8 De wettelijke voorschriften
De beslissing berust op de artikelen 55, 57 en 197 van het Wetboek van Strafrecht en
artikel 10 van de Opiumwet.
Aanhouding
- wijst de verzoeken van de officier van justitie en de raadsman tot heropening van het onderzoek ter terechtzitting en tot aanhouding van de behandeling van de strafzaak af;
Vrijspraak
- verklaart niet bewezen hetgeen onder 3 en 4 ten laste is gelegd en spreekt de verdachte daarvan vrij;
Bewezenverklaring
- verklaart het ten laste gelegde bewezen, zodanig als hierboven onder 4.4 is omschreven;
- spreekt verdachte vrij van wat meer of anders is ten laste gelegd;
Strafbaarheid
- verklaart dat het bewezen verklaarde de volgende strafbare feiten oplevert:
feit 1: eendaadse samenloop van
opzettelijk handelen in strijd met een in artikel 2 onder C van de Opiumwet gegeven verbod;
en
opzettelijk handelen in strijd met een in artikel 2 onder B van de Opiumwet gegeven verbod;
feit 2: als vreemdeling in Nederland verblijven, terwijl hij ernstige reden had te vermoeden, dat hij op grond van een wettelijk voorschrift tot ongewenst vreemdeling is verklaard;
- verklaart verdachte strafbaar;
Strafoplegging
- veroordeelt verdachte tot een gevangenisstraf van 4 maanden;
- bepaalt dat de tijd die verdachte in voorarrest heeft doorgebracht in mindering wordt gebracht bij de uitvoering van de gevangenisstraf;
Het beslag
- gelast de teruggave van het in beslag genomen bedrag van € 5.775,00 aan verdachte;
Voorlopige hechtenis
- heft het bevel tot voorlopige hechtenis van verdachte op, met ingang van het tijdstip waarop de duur van de voorlopige hechtenis gelijk wordt aan die van de opgelegde straf.

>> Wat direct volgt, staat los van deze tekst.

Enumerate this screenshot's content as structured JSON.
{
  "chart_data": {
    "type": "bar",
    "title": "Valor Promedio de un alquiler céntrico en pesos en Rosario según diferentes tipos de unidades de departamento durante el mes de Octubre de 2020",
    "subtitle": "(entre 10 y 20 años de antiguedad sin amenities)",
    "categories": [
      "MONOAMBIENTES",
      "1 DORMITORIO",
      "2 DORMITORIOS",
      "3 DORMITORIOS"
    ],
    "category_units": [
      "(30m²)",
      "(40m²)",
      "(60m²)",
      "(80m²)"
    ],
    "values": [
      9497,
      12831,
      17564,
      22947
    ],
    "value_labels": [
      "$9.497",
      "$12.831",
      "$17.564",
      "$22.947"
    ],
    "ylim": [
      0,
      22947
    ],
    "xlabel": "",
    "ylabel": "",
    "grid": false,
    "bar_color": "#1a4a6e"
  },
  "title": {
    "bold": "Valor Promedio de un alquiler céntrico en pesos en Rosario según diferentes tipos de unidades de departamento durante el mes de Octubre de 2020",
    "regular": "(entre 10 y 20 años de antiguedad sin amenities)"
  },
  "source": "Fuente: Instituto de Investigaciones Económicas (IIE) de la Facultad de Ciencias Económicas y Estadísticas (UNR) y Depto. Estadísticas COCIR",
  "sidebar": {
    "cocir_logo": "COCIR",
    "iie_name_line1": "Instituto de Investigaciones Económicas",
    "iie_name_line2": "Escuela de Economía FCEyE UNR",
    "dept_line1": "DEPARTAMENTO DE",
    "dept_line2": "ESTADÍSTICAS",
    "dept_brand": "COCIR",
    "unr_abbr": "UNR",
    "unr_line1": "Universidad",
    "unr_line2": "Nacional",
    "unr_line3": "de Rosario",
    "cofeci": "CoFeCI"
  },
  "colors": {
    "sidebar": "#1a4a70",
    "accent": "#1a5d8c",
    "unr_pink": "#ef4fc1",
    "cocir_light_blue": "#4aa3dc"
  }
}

Dit vonnis is gewezen door mr. M.J. Grapperhaus, voorzitter, mrs. M.J. Veldhuijzen en R.G.A. Beaujean, rechters, in tegenwoordigheid van mr. M. van der Meulen, griffier, en is uitgesproken ter openbare terechtzitting op 17 oktober 2011.
Mr. R.G.A. Beaujean is buiten staat dit vonnis mede te ondertekenen.